[Date Prev][Date Next][Thread Prev][Thread Next][Date Index][Thread Index]
Re: a very slow problem of replacing string
From: |
Chet Ramey |
Subject: |
Re: a very slow problem of replacing string |
Date: |
Fri, 24 Sep 2010 09:07:21 -0400 |
User-agent: |
Mozilla/5.0 (Macintosh; U; Intel Mac OS X 10.5; en-US; rv:1.9.2.9) Gecko/20100915 Thunderbird/3.1.4 |
On 9/24/10 8:19 AM, Greg Wooledge wrote:
> On Thu, Sep 23, 2010 at 10:12:28PM +0900, sky wrote:
>> #
>> # prepare 1000 strings of 6 digits
>> #
>> TEST_LIST=`seq 100100 100 200000`
>> echo $TEST_LIST | wc
>
> Actually, this is one gigantic string, not 1000 strings.
>
>> #
>> # delete "150000"
>> #
>> T0=$SECONDS
>> A=${TEST_LIST//150000}
>> T1=$SECONDS
>> B=`echo $TEST_LIST | sed s/150000//g`
>> T2=$SECONDS
>
> Yes, it's known that operations on very large strings in bash can take
> a long time. (Chet may be able to address that problem; I can't.)

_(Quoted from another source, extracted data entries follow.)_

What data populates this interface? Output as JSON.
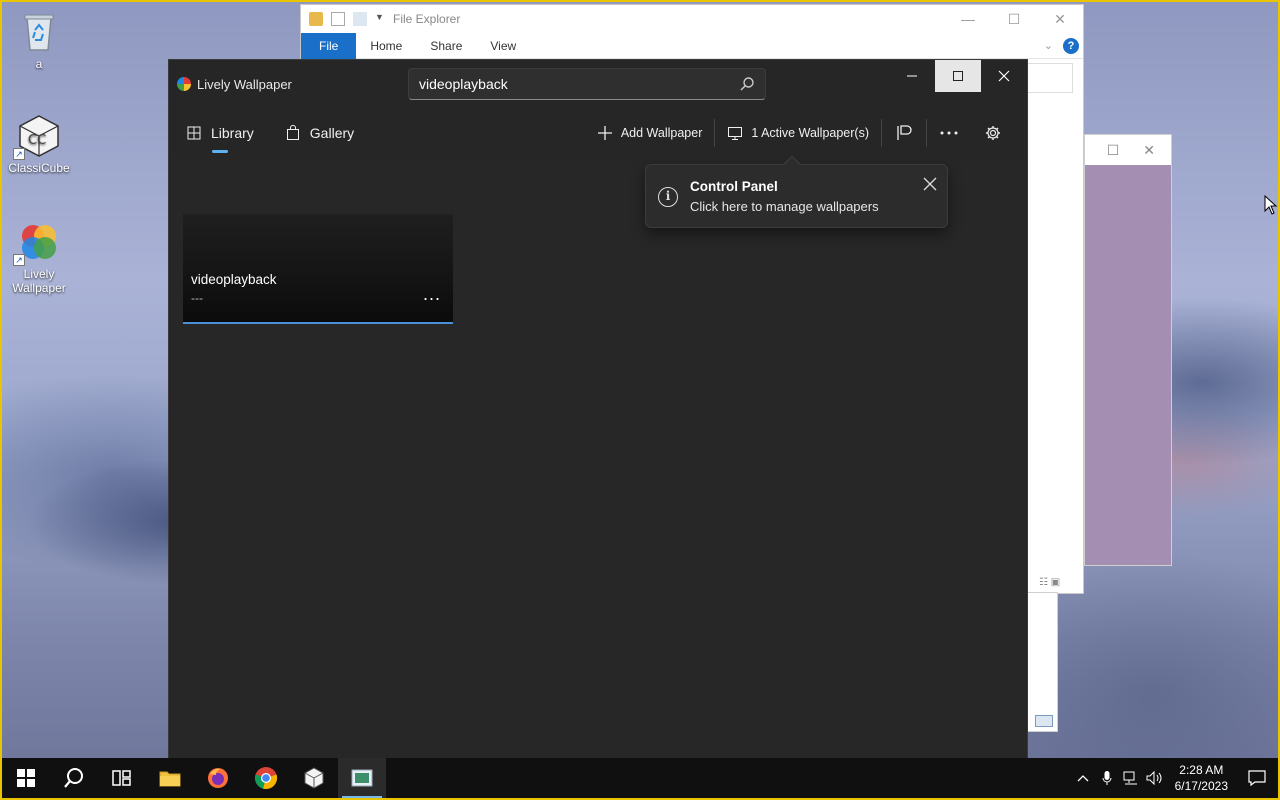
{
  "desktop": {
    "icons": [
      {
        "label": "a"
      },
      {
        "label": "ClassiCube"
      },
      {
        "label": "Lively Wallpaper"
      }
    ]
  },
  "explorer": {
    "title": "File Explorer",
    "tabs": [
      "File",
      "Home",
      "Share",
      "View"
    ],
    "help": "?"
  },
  "lively": {
    "app_name": "Lively Wallpaper",
    "search": {
      "value": "videoplayback",
      "placeholder": "Search"
    },
    "nav": {
      "library": "Library",
      "gallery": "Gallery"
    },
    "actions": {
      "add_wallpaper": "Add Wallpaper",
      "active_wallpapers": "1 Active Wallpaper(s)"
    },
    "card": {
      "title": "videoplayback",
      "subtitle": "---",
      "more": "..."
    },
    "tooltip": {
      "title": "Control Panel",
      "message": "Click here to manage wallpapers",
      "info": "i"
    }
  },
  "taskbar": {
    "time": "2:28 AM",
    "date": "6/17/2023"
  },
  "colors": {
    "accent": "#5fb2f2",
    "explorer_file_tab": "#1a6fc9",
    "app_bg": "#262626",
    "taskbar": "#101010"
  }
}
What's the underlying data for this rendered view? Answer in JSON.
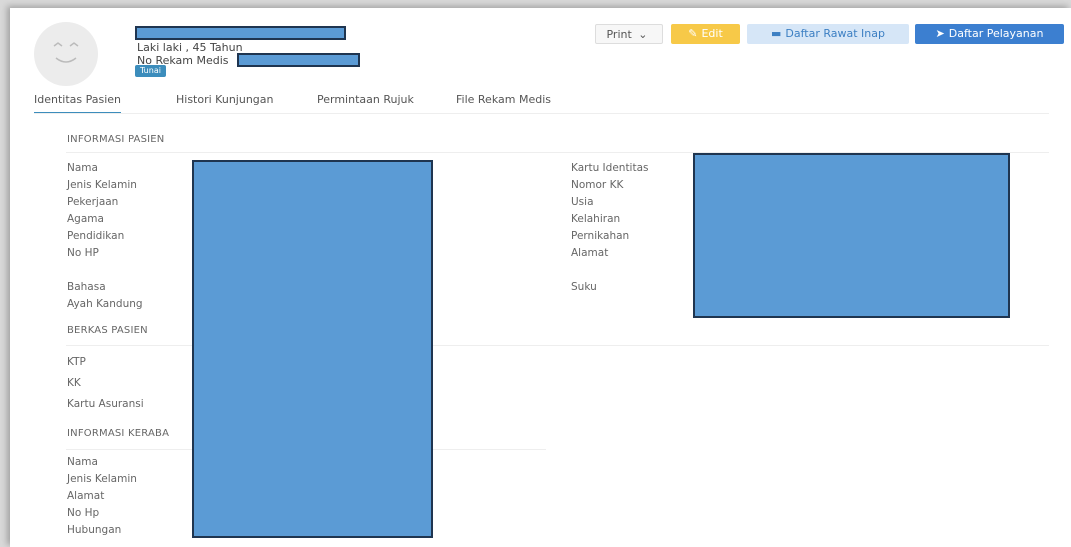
{
  "header": {
    "gender_age": "Laki laki , 45 Tahun",
    "rekam_medis_label": "No Rekam Medis",
    "payment_badge": "Tunai"
  },
  "actions": {
    "print": "Print",
    "edit": "Edit",
    "rawat_inap": "Daftar Rawat Inap",
    "pelayanan": "Daftar Pelayanan"
  },
  "icons": {
    "print_dropdown": "chevron-down-icon",
    "edit": "pencil-icon",
    "rawat_inap": "bed-icon",
    "pelayanan": "send-icon"
  },
  "tabs": [
    "Identitas Pasien",
    "Histori Kunjungan",
    "Permintaan Rujuk",
    "File Rekam Medis"
  ],
  "sections": {
    "informasi_pasien": {
      "title": "INFORMASI PASIEN",
      "left_labels": [
        "Nama",
        "Jenis Kelamin",
        "Pekerjaan",
        "Agama",
        "Pendidikan",
        "No HP",
        "Bahasa",
        "Ayah Kandung"
      ],
      "right_labels": [
        "Kartu Identitas",
        "Nomor KK",
        "Usia",
        "Kelahiran",
        "Pernikahan",
        "Alamat",
        "Suku"
      ]
    },
    "berkas_pasien": {
      "title": "BERKAS PASIEN",
      "labels": [
        "KTP",
        "KK",
        "Kartu Asuransi"
      ]
    },
    "informasi_kerabat": {
      "title": "INFORMASI KERABA",
      "labels": [
        "Nama",
        "Jenis Kelamin",
        "Alamat",
        "No Hp",
        "Hubungan"
      ]
    }
  },
  "colors": {
    "redaction": "#5b9bd5",
    "edit": "#f7c948",
    "primary": "#3c7fd0",
    "badge": "#3c8dbc"
  }
}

The problem involves performing pattern substitution on very
large strings in an environment that the locale indicates supports
multibyte characters.
The solution is to bound the number of comparisons the matcher has
to do, which reduces the number of multibyte string conversions
and wide character comparisons necessary. I've done a lot of work on
this, and the changes will be in bash-4.2.
Chet
--
``The lyf so short, the craft so long to lerne.'' - Chaucer
``Ars longa, vita brevis'' - Hippocrates
Chet Ramey, ITS, CWRU chet@case.edu http://cnswww.cns.cwru.edu/~chet/